Many acetates from the 1960s are now in a less than desirable state; however these particular discs have survived in reasonably good condition. Present around the rim of each disc is a white powder deposit that is a known problem with old acetate records. The adhesive that binds the acetate to the aluminium leaks out over time and dries into a hard "mould" that is very difficult to remove. If it is on the playing surface, the audio will be affected; however as these tracks were cut to a seven-inch dimension on a 10-inch disc the deposit doesn't encroach onto the playing surface. With some gentle cleaning, 50 years worth of dirt and dust was removed and the tracks were transferred and digitally cleaned up.

*Examining the content of the discs

The actual discs contain three "finished" tracks - not demos or early versions - The Scottish Fiddler, Jock Cameron and The Hawk. The Scottish Fiddler is the same mono mix as heard on the 1963 LP Songs of Scotland whereas more excitingly Jock Cameron and The Hawk have never been released at all. Identifying the recording dates, the writers and the personnel involved in these recordings involves one part detective-work, and a larger part of guess-work.

Dating the recordings is reasonably straightforward. The Scottish Fiddler was released on the 1963 Songs of Scotland LP. Andy was in the studio in the latter half of 1962 recording tracks for this album and as these acetate discs physically share similar batch numbers it is easy to suggest that they were cut with tracks from recording sessions within this time-frame.

Identifying the conductors is more difficult. When listening to songs recorded around this time, the orchestration of these tracks bear more resemblance to those by Ken Thorne or Brian Fahey than those provided by Bernard Ebbinghouse. Adding more to the mix, in the original bunch of acetates in the same handwriting was one by the Frank Cordell Orchestra. Frank Cordell orchestrated Andy's 1961 recording Tunes of Glory - did he have a hand in these? Without documentation this is pure guess-work.

*Jock Cameron

Jock Cameron was written by Andy's friend and colleague, the "Scottish Fiddler" himself, Jock Morgan. We know this as Andy eventually released a version of this in one of his medleys on his Sing a Song of Scotland album in 1979 which is credited to Morgan. This 1962 version is a sheer delight with a strong arrangement and a highly infectious chorus.

*The Hawk

The authorship of the other unreleased track, The Hawk, is more difficult to attribute.

The Hawk that Swoops on High is a retreat march arranged by Pipe Major John Mackay (1860-1925) of the Argyll and Sutherland Highlanders and based on the Gaelic song Creag Ghuanach. Creag Ghuanach (meaning "stately rock") is a small steep craggy hill rising above Creaguaineach Lodge at the head of Loch Treig in the region of Fort William.
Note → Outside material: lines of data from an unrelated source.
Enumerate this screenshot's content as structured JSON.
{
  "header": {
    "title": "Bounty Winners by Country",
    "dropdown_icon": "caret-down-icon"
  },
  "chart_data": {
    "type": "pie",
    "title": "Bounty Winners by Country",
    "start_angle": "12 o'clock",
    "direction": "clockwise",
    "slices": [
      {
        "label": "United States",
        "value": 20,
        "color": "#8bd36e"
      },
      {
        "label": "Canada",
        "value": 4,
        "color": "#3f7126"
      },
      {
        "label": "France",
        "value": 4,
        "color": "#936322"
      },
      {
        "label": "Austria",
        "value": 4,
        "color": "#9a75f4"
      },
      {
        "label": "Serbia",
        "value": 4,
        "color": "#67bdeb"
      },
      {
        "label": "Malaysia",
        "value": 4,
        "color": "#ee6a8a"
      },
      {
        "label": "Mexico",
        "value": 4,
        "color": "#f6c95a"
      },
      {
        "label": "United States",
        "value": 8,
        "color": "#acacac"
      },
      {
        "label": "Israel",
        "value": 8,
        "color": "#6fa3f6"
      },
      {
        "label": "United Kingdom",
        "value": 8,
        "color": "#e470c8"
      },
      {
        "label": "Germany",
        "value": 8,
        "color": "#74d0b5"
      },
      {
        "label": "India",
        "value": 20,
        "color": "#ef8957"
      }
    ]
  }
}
The lyrics presented here bear no resemblance to the translated Gaelic original, and one would guess therefore that Andy has again employed his magic formula, and written new lyrics to the MacKay pipe-tune. There seems no reason not to suppose further that Iain MacFadyen may well have provided the arrangement, making this a hitherto unknown Stewart-Grant collaboration. The Michael Sammes Singers are present on this track and the song itself is probably the strongest of the selection here presenting the story of Bonnie Prince Charlie and the Battle of Culloden in rousing fashion.

Why were these three tracks cut to acetate and for whom? The tracks themselves are excellent - were they being considered for single release? Why were two of the tracks never included on any release? We will probably never know, however, the chances of previously unknown, unheard and unreleased tracks surfacing over fifty years after their recording are slim to say the least, yet amazingly, here they are.